Requesting the address string as freeform text creates more possible differences with the same address as there is nothing that controls for uniform entry. One user may enter the apartment number first while another may enter it after the street. Parsing an address can be done on different levels depending on what detail you need.
Generally, when you parse an address string, the returned information would be grouped into these typical 10 categories:
- Primary
- Pre-direction
- Street name
- Street suffix
- Post-direction
- Secondary designator
- Secondary number
- City
- State
- ZIP Code
Parse an address into Firstline (the first 7 components) and Lastline (the last 3 components).

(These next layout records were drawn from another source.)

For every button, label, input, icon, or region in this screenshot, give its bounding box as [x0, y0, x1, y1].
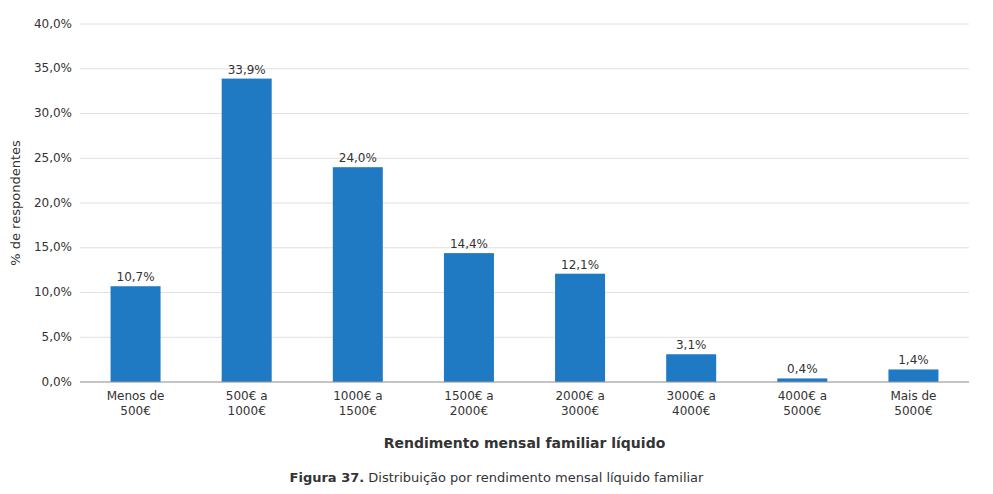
- x-tick-line: 500€ a: [226, 389, 268, 403]
- grid: [80, 24, 969, 382]
- data-label: 3,1%: [676, 338, 707, 352]
- x-tick-line: 2000€ a: [555, 389, 604, 403]
- x-tick-line: 3000€: [561, 404, 599, 418]
- data-labels: 10,7% 33,9% 24,0% 14,4% 12,1% 3,1% 0,4% 1,4%: [117, 63, 929, 377]
- x-tick-line: 3000€ a: [667, 389, 716, 403]
- data-label: 33,9%: [228, 63, 266, 77]
- bars: [111, 79, 939, 382]
- data-label: 24,0%: [339, 151, 377, 165]
- grid-line: [80, 24, 969, 25]
- x-tick-label: 500€ a1000€: [226, 389, 268, 418]
- grid-line: [80, 158, 969, 159]
- x-tick-line: 1000€: [228, 404, 266, 418]
- x-tick-label: 1500€ a2000€: [444, 389, 493, 418]
- x-tick-line: 500€: [120, 404, 151, 418]
- data-label: 12,1%: [561, 258, 599, 272]
- x-tick-line: 1000€ a: [333, 389, 382, 403]
- x-tick-line: Mais de: [890, 389, 936, 403]
- bar: [333, 167, 383, 382]
- x-tick-line: 5000€: [783, 404, 821, 418]
- grid-line: [80, 68, 969, 69]
- y-tick-label: 10,0%: [34, 285, 72, 299]
- y-tick-label: 30,0%: [34, 106, 72, 120]
- grid-line: [80, 382, 969, 383]
- data-label: 1,4%: [898, 353, 929, 367]
- x-tick-label: 1000€ a1500€: [333, 389, 382, 418]
- bar: [777, 378, 827, 382]
- x-tick-line: 5000€: [894, 404, 932, 418]
- x-tick-label: 3000€ a4000€: [667, 389, 716, 418]
- x-tick-line: 4000€: [672, 404, 710, 418]
- x-tick-label: 2000€ a3000€: [555, 389, 604, 418]
- grid-line: [80, 292, 969, 293]
- caption-part: Figura 37.: [290, 470, 365, 485]
- x-tick-label: 4000€ a5000€: [778, 389, 827, 418]
- x-tick-line: 4000€ a: [778, 389, 827, 403]
- caption-part: Distribuição por rendimento mensal líqui…: [364, 470, 704, 485]
- y-tick-label: 0,0%: [42, 375, 73, 389]
- x-tick-label: Menos de500€: [107, 389, 165, 418]
- data-label: 14,4%: [450, 237, 488, 251]
- y-tick-label: 15,0%: [34, 240, 72, 254]
- x-axis: Menos de500€500€ a1000€1000€ a1500€1500€…: [80, 382, 969, 418]
- y-tick-label: 40,0%: [34, 17, 72, 31]
- page: {"chart_data": {"type": "bar", "categori…: [0, 0, 993, 494]
- y-axis: 0,0% 5,0% 10,0% 15,0% 20,0% 25,0% 30,0% 35,0% 40…: [34, 17, 72, 389]
- grid-line: [80, 113, 969, 114]
- grid-line: [80, 247, 969, 248]
- x-tick-line: Menos de: [107, 389, 165, 403]
- y-tick-label: 20,0%: [34, 196, 72, 210]
- grid-line: [80, 203, 969, 204]
- x-tick-line: 2000€: [450, 404, 488, 418]
- bar: [111, 286, 161, 382]
- bar: [222, 79, 272, 382]
- caption: Figura 37. Distribuição por rendimento m…: [290, 470, 705, 485]
- x-axis-line: [80, 382, 969, 383]
- data-label: 0,4%: [787, 362, 818, 376]
- data-label: 10,7%: [117, 270, 155, 284]
- x-tick-line: 1500€ a: [444, 389, 493, 403]
- chart-container: 0,0% 5,0% 10,0% 15,0% 20,0% 25,0% 30,0% 35,0% 40…: [0, 0, 993, 494]
- x-tick-line: 1500€: [339, 404, 377, 418]
- x-axis-label: Rendimento mensal familiar líquido: [384, 435, 666, 451]
- bar: [555, 274, 605, 382]
- bar: [444, 253, 494, 382]
- y-axis-label: % de respondentes: [8, 140, 23, 266]
- y-tick-label: 25,0%: [34, 151, 72, 165]
- chart: 0,0% 5,0% 10,0% 15,0% 20,0% 25,0% 30,0% 35,0% 40…: [0, 0, 993, 494]
- y-tick-label: 35,0%: [34, 61, 72, 75]
- x-tick-label: Mais de5000€: [890, 389, 936, 418]
- bar: [666, 354, 716, 382]
- y-tick-label: 5,0%: [42, 330, 73, 344]
- grid-line: [80, 337, 969, 338]
- bar: [888, 369, 938, 382]
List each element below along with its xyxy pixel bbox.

Using regex parsing for an address on different levels is not feasible because there are too many components that can be mistaken for other components. Here is a real address example:
102 W E ST ELKTON, VA 22827
The question becomes:
- What is the W? It could be a pre-direction, or it could be a street name.
- What is the E? It could be a street name or a post-direction to W street.
- What is ST? It could be a street suffix or part of the city name.
Another thing to consider are addresses that do not fit the typical format such as:
PO BOX 123 LOGAN, UT 84321 HC 13 BOX 438 SNELLVILLE, GA 30078 64 UNIT 4350 DPO, AE 09977
Also, what if the customer doesn't respect the standard accepted order of components, misspells a directional (North, East, South, West), or places a secondary value before the primary, etc.? There are simply too many ways to mess up an address, and too many ambiguous cases for a regex expression to work or be effective.
Using regex to parse Firstline addresses could be possible in a majority of the cases, but is still not accurate enough to be reliable. For example:
1106 SW EAST LOUISE CIR PORT SAINT LUCIE, FL 34953
- Is PORT a secondary designator or part of the city name?
- Is SAINT a secondary number or part of the city name?
In an ideal world city and state names would only be a single word, then perhaps a regex could work. But as it stands, it isn't an ideal world and there are too many ways for a regex to make the wrong decision or report an error when given vague or incorrect information. Even if the regex knew all city names for all states, once a customer spells something wrong, the regex would fail.
Just for fun, we have included a reference to compare how difficult regex can be. This is a regex that validates an email address. Hang onto this, it may save someone’s life. Email addresses must fit a specific format, so this regex is simple and hard to mess up. Just imagine a regex or series of regex statements to parse something as complex and error-prone as an address. No thanks!
[a-z0-9]+@[a-z]+\.[a-z]{2,3}
How is address parsing used in geocoding?
The first step needed before geocoding should take place is to clean, and standardize the address data. Clean data is important and can make a world of difference in the time and energy consumed verifying information.
As mentioned above parsing can play many important roles and in this specific case, the normalization or standardization, as well as the deduplication of redundant addresses plays a key role. Essentially we need to know we're working with valid addresses in order to know that we have the right addresses.
Once the address has been parsed, standardization can take place. After normalization and standardization, geocoding and address verification can take place.
Conclusion
While address parsing is a small step within address verification and geolocation, it’s essential.
It helps clear up redundant addresses across datasets, it can also help create unique identifiers, be used to make helpful data analysis filters, make for better address management, allow for address standardization, and can help to clean data as well as de-duplication.